RECAP: No doubt about it, we got hot yesterday right along the coast before the sea breeze began around 1pm. The porch got up to 95F for a brief time. Most activity yesterday during day light hours was very widely scattered. It wasn't until after 6pm that the atmosphere seemed to get its act together for a mid-late evening show from Southern Volusia, various select parts of all of Brevard, and Osceola County down to near Rte 60. As anticipated the steering flow shifted to being from more of a NNW direction after sunset, as such some of the storms paralleled right down the A1A corridor from Cocoa Beach south and further inland over much of the south half of Brevard. The strongest storms were found over SE portions of Osceola County with other storm over extreme Southern Volusia and North Brevard. Wish this had all happened during daylight hours as a beautiful gust front was visible approaching from the north in Cape Canaveral during lightning flashes as a decaying area of storms descended south from Volusia and over the Merritt Island Wildlife Refuge between 9:40-10:30pm. Would have made for a nice photograph. Included in this post is the radar image showing the dying storm just of where it reads "NASA". Shortly after this image was saved the storm had gone all green and lightning quickly abated in full.

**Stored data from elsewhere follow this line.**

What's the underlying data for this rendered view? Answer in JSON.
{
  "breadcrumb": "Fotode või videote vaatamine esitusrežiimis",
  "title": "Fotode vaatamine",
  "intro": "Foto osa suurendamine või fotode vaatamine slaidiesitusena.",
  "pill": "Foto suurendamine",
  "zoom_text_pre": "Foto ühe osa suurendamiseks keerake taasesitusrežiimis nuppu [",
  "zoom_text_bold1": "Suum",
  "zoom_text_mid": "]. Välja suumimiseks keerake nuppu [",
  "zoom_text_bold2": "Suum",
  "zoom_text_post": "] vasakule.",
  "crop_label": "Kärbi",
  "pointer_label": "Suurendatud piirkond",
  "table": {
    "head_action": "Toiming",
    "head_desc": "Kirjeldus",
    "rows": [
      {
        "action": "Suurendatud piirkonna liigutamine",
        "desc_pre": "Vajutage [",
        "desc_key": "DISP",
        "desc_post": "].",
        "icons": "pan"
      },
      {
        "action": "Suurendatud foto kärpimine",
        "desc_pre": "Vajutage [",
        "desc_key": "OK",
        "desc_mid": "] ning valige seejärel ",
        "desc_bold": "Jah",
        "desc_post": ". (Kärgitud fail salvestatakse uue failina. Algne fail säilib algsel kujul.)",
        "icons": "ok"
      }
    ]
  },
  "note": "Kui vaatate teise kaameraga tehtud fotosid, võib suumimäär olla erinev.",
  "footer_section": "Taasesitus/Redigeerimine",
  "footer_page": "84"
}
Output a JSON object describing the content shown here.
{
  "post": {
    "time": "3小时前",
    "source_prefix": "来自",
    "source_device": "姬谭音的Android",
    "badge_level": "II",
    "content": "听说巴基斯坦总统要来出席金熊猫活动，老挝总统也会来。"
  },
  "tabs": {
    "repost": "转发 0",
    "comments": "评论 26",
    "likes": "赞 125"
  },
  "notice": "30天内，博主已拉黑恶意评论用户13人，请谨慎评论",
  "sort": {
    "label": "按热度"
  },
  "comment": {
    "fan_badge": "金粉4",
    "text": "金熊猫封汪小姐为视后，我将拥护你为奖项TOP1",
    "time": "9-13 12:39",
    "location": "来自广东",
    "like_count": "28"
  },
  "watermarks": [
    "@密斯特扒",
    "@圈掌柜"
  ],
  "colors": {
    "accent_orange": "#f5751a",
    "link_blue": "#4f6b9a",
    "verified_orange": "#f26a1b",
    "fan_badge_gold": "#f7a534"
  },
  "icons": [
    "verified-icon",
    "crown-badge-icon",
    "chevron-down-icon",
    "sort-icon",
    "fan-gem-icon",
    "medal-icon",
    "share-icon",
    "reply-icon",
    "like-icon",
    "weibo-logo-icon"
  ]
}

TODAY: In sort of a quandary this morning since the 6AM KSC sounding came in suspiciously on the dry side with a PWAT of only 1.60" where as Tampa is over 2.22". Other little problems exist for much of East Florida from Daytona to Miami as well. The steering flow remains from the W-NW but is very light ...generally 10kts or less which would be much less likely to inhibit greater inland progression of the east coast sea breeze by mid afternoon. Additionally, an elongated cluster of showers and thunderstorms roughly over the Gulf Stream region in the Atlantic well off shore is spreading patches of high level cirrus over the coastal communities due to easterlies up at the jet stream level of the atmosphere. However, these clouds seem to be thinning with every passing hour since early morning over the Central and Northern portions, but appear to soon be on the increase further south especially from Ft Pierce on down the line. This could put a damper on late day thunderstorm activity around Lake Okeechobee under what would otherwise be the most likely region to see storms today. Perplexing. The NWS offices for this portion of the state are officially calling for a pretty good coverage of lightning storms later today down there with the possibility of waterspouts over the Big Lake or the intracoastal, but I'm not totally sold on that notion at this point. If I lived down there I'd be monitoring the sky for increasing high level cloudiness...the more of that there is the lesser the chances of storms...at least until early evening. Additionally, mid-upper level temperatures remain on the warm side which would result in later shower/storm initiation for the most part as well as preclude activity from being overly strong. But not to minimize, ANY lightning is dangerous lightning...and some of those storms last night were pretty active with it but not excessively so. Remember, it does not have to be raining at all to get a lightning strike right near by! It happens all the time.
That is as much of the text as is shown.